Planning the audit starts at the beginning of the audit and keeps on during the whole process of the
audit. This because you have to cope with certain circumstances that are different than expected;
you have to recognize the problems where you have to react on.
De auditor audits the financial statement and other investigations. It is important the auditor knows
what to do and which standards to use with each different type of investigation, who the target is,
and for who he is doing all the work.
Audit plan: concludes information for the board of directors and the advisory board about what the
strategic risks are that the organization is coping with and what the accountant is doing about these.
- Strategic risks: what will it do with the organization and intern processes (sustainability,
fraud, CoVid)
Auditing: A systematic process of objectively obtaining and evaluation evidence regarding assertions
about economic actions and events to ascertain the degree of correspondence between these
assertions and established criteria, and communication the results to interested users; reviewing and
see if the statements are compared to standards. You don’t write the annual report yourself but you
review it according to standards of the public!
* Assertions (controledoelstellingen): completeness, accuracy
* Established criteria; the standards
* Communicating the results; issue audit reports to interesting users who knows and
understands what he is reading
The function of auditing is to lend credibility (reasonable assurance) to the (financial) statements.
Audits could also apply to operations or compliance.
Reasonable assurance: you can’t give a 100% guarantee. The last 5% is too expensive and intensive
to reach; it’s not what the public wants; balance between costs and results. True and fair view
Assurance framework:
Three parties: organization that is investigated, the investigator (auditor), and the user
Clear subject matter or assurance object; clear what is investigated
Sustainable criteria; the standard have to be clear to give the audit
Sufficient appropriate evidence; be able to get sufficient appropriate evidence. It is hard or
even impossible to get information from a company in Afghanistan at the moment
Written assurance report
There are different theories that describe the demand for the audit function; Agency Theory
(information asymmetry), Theory of inspired confidence (Limperg), Policeman Theory
(fraud), and Insurance Theory (premium of risk reducing for other stakeholders)
When an accountant has a suspicion of fraud he has to investigate it, no matter how big the
fraud is. However, when he doesn’t see the fraud it doesn’t mean that the auditor didn’t do a
good job.
Field of auditing: having only 4 big auditing firms is not competitive enough, because organizations
will barely have any choice who is going to do the audit, if another auditor is already advising them.
NBA: making the rules and regulations, also for education to have the knowledge up to date
,Audit expectation-performance Gap
(Limperg); communication between
the public and the accountant.
According to the accountants people
have unreasonable expectations
(fraud), However they don’t always
perform like they should have (should ask more)
Risk analysis; the most important thing of audit plan. The risks are the basis of the choices you make
and the expectations that you have.

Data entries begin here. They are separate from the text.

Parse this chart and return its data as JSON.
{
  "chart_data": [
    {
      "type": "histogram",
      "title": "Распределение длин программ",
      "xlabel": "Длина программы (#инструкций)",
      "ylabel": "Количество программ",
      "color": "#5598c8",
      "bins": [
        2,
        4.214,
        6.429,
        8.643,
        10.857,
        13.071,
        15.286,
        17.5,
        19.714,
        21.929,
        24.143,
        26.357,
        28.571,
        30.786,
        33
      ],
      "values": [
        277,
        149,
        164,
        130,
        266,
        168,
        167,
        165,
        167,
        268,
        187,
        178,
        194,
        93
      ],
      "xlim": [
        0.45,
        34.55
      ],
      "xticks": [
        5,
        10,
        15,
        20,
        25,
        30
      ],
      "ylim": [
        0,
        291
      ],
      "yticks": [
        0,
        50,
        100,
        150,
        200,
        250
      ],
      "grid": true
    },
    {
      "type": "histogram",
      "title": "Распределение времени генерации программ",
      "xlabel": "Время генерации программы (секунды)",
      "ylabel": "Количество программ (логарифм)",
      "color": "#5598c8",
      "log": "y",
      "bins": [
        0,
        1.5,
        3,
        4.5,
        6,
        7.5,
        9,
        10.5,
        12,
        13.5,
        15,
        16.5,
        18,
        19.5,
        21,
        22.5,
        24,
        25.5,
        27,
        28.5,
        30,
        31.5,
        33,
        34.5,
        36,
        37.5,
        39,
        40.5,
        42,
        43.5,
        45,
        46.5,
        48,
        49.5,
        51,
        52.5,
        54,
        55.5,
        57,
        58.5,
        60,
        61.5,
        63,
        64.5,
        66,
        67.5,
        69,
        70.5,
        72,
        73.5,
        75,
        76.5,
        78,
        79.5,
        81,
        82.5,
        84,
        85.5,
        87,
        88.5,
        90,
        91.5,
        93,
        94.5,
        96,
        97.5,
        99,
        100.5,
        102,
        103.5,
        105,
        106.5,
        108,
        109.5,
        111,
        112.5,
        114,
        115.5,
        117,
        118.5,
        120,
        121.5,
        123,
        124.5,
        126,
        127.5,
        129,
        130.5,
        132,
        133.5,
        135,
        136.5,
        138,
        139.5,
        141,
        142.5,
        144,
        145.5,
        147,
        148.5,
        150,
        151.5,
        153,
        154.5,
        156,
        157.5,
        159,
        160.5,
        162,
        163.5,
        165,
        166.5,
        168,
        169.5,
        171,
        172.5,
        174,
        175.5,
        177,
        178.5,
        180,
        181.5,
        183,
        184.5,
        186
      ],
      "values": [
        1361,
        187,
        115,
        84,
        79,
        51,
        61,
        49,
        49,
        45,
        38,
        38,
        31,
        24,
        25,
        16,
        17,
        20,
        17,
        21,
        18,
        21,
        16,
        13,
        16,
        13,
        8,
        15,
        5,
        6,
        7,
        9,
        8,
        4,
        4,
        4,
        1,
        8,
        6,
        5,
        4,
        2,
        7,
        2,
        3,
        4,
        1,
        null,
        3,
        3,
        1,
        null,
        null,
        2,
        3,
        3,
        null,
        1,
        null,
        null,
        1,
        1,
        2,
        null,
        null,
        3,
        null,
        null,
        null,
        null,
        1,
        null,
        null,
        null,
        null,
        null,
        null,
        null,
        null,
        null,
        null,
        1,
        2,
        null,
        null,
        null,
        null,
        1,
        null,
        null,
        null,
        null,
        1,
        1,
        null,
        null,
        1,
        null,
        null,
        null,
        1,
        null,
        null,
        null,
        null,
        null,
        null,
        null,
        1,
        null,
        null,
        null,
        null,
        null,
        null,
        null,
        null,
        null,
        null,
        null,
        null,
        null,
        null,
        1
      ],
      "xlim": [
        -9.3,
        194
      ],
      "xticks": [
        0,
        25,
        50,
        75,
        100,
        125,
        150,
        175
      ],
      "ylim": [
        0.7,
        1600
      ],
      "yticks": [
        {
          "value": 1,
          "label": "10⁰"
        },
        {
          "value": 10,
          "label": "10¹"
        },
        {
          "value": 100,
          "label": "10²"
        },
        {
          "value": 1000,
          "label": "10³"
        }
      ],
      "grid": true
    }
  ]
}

Planning the audit is making a choice between ICR and DR;
o Audit risk (AR); the risk you give a wrong opinion, you do everything just to lower the audit
risk with 95% AR=IHR∗ICR∗DR
o The acceptable AR of the government is 1% (expensive audit)
o Inherent risk (IHR); risks that you have as an organization just because you are the
organization who you are, the market that you are in, CoVid, developments of the public. The
auditor has to translate these risk to an ICR of DR to cope with the risk
o Internal control risk (ICR); about procedures, doing the righ thing on the right moment on
the right place. If the organization don’t succeed in lower this risk the accountant has to
compensate this with an DR.
o Detection risk (DR); about data analysis. Substantive procedures (more work) for the auditor;
looking at every invoice.
Primary assertions/objectives of the audit when an auditor speaks about risk
Accuracy: is it right what’s mentioned in the report; do buildings belong to the organization?
Operating expenses. Bank application , left hand side balance sheet
Completeness (volledigheid); is there more that should be recorded in the annual report that
is not been recorded yet. This is an important issue in the revenue. You need internal control
risks that should reduce the risk of completeness to do the audit. Completeness of revenue,
accounts payable, balance sheet liabilities
Existence and occurrence; do the buildings, inventory, tables etc really exist?
Cut-off: do revenues/costs belong to the period that is audited
Classification; presentation and disclosure of lending or lease contract
Valuation (and allocation); value of the company is a lot of discussion about. Inventory
management
Rights and obligations; contracts etc
Type of engagements; with the used
standards for the auditor (not the
report). Auditors should make clear what
engagement they have
- Other assurance engagements;
sustainability report
- Agreed-upon procedures; due
diligence investigation
without giving assurance
- Other engagements; advisory,
consultancy, etc. without giving
assurance
Auditing theory is only about the financial statement which are regulated!